InfoAut
Immagine di copertina per il post

A luglio, Israele ha ucciso 10 palestinesi, demolito 54 strutture, sfollato 66 persone

Gerusalemme/al-Quds. A luglio, le autorità e le forze d’occupazione israeliane hanno hanno ucciso 10 palestinesi e hanno demolito, confiscato o costretto i palestinesi a demolire 54 strutture nella Gerusalemme Est e nell’Area C della Cisgiordania, tra cui 20 abitazioni, citando la mancanza di permessi edilizi rilasciati da Israele – praticamente impossibili da ottenere. I dati sono dell’Ufficio delle Nazioni Unite per il Coordinamento degli Affari Umanitari (OCHA) nei Territori palestinesi occupati.

Uccisioni e ferimenti.

L’OCHA ha dichiarato che le forze di occupazione israeliane hanno sparato a 10 palestinesi, uccidendoli, tra cui anche bambini, nel periodo compreso tra il 4 e il 27 luglio, in incidenti separati nelle aree di Nablus, Qalqilya e Ramallah.

Nello stesso periodo, 352 palestinesi, tra cui almeno 56 bambini, sono stati feriti, in varie località della Cisgiordania, tra cui 26 da proiettili in metallo.

16 palestinesi, tra cui due bambini, sono stati feriti da coloni israeliani, i quali hanno danneggiato anche proprietà palestinesi in altre 44 occasioni in tutta la Cisgiordania.

Demolizioni.

A seguito delle demolizioni, 66 palestinesi, tra cui 34 bambini, sono stati sfollati e le fonti di sostentamento di altre 795 persone sono state colpite, si legge nel rapporto sulla Protezione dei Civili relativo al periodo tra il 5 e il 24 luglio.

16 delle strutture colpite erano state fornite dai donatori in risposta a demolizioni precedenti; 15 di queste 16 strutture sono state demolite in un unico episodio ad al-Muntar, nel governatorato di Gerusalemme, e un’altra struttura è stata demolita a Beit Jala, vicino a Betlemme.

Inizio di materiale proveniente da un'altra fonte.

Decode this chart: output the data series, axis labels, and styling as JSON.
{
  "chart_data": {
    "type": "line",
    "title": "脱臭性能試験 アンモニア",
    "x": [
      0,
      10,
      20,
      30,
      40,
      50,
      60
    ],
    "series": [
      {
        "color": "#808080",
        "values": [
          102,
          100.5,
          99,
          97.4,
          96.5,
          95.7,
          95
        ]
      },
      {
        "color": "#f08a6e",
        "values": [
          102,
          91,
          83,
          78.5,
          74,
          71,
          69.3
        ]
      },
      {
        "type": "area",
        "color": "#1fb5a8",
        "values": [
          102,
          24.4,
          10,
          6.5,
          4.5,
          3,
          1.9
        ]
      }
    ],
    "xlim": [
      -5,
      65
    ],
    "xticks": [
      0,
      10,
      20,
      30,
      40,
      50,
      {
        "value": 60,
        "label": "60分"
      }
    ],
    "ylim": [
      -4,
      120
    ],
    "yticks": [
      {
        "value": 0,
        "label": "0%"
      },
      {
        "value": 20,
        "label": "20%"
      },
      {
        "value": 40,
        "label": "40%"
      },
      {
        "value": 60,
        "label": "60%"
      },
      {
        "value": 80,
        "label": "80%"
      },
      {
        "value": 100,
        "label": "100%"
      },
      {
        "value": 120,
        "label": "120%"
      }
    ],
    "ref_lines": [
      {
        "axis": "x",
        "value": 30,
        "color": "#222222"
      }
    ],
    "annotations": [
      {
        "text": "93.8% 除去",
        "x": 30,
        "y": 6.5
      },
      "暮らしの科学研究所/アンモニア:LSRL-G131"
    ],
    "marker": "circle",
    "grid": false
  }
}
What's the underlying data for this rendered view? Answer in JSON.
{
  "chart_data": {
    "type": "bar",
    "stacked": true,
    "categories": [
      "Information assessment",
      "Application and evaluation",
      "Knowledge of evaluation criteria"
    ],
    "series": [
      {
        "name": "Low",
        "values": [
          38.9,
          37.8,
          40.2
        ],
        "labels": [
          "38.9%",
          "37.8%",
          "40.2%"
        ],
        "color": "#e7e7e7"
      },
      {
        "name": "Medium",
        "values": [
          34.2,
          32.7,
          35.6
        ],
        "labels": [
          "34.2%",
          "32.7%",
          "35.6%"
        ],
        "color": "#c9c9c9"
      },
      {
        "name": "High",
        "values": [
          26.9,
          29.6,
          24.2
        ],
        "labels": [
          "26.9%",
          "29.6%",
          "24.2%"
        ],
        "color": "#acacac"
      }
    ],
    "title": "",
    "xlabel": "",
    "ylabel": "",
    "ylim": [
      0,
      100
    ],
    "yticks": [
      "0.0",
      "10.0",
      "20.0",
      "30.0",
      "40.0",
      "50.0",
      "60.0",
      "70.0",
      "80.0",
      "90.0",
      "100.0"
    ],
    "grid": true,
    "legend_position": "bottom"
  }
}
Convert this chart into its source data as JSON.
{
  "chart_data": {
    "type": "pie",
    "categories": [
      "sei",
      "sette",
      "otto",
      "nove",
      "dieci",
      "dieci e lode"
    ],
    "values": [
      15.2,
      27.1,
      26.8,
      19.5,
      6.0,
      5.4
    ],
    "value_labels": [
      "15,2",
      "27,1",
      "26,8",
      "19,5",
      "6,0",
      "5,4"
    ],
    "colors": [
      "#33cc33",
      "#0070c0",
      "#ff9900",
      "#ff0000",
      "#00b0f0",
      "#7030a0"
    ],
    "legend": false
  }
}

Secondo il rapporto, l’80 per cento delle strutture colpite (43) si trovava nell’Area C. Le altre 11 strutture sono state demolite nella Gerusalemme Est, tra cui nove residenziali, con conseguente sfollamento di cinque famiglie, per un totale di 24 persone, tra cui 12 bambini. Otto delle 11 strutture demolite a Gerusalemme Est sono state distrutte dai proprietari per evitare il pagamento di multe alle autorità israeliane.

Inoltre, le autorità israeliane hanno demolito due strutture legate all’agricoltura nell’Area C di Birin, vicino a Bani Na’im, nel governatorato di Hebron, per presunta “occupazione di una terra dello Stato”.

L’11 luglio, le forze israeliane hanno sfrattato con la forza la coppia palestinese anziana Ghaith-Sub Laban dalla loro casa nella Città Vecchia di Gerusalemme, dopo che un tribunale ha posto fine al loro affitto protetto. Dopo lo sfratto, la loro casa è stata immediatamente consegnata ai coloni israeliani. L’Ufficio dell’Alto commissario delle Nazioni Unite per i Diritti umani nei Territori palestinesi occupati ha dichiarato che le leggi israeliane utilizzate per sfrattare la famiglia sono intrinsecamente discriminatorie e violano gli obblighi di Israele in materia di diritti umani. Secondo le valutazioni dell’OCHA, circa mille palestinesi sono a rischio di sfratto forzato nella Gerusalemme Est, principalmente a seguito di cause legali avviate dai gruppi di coloni.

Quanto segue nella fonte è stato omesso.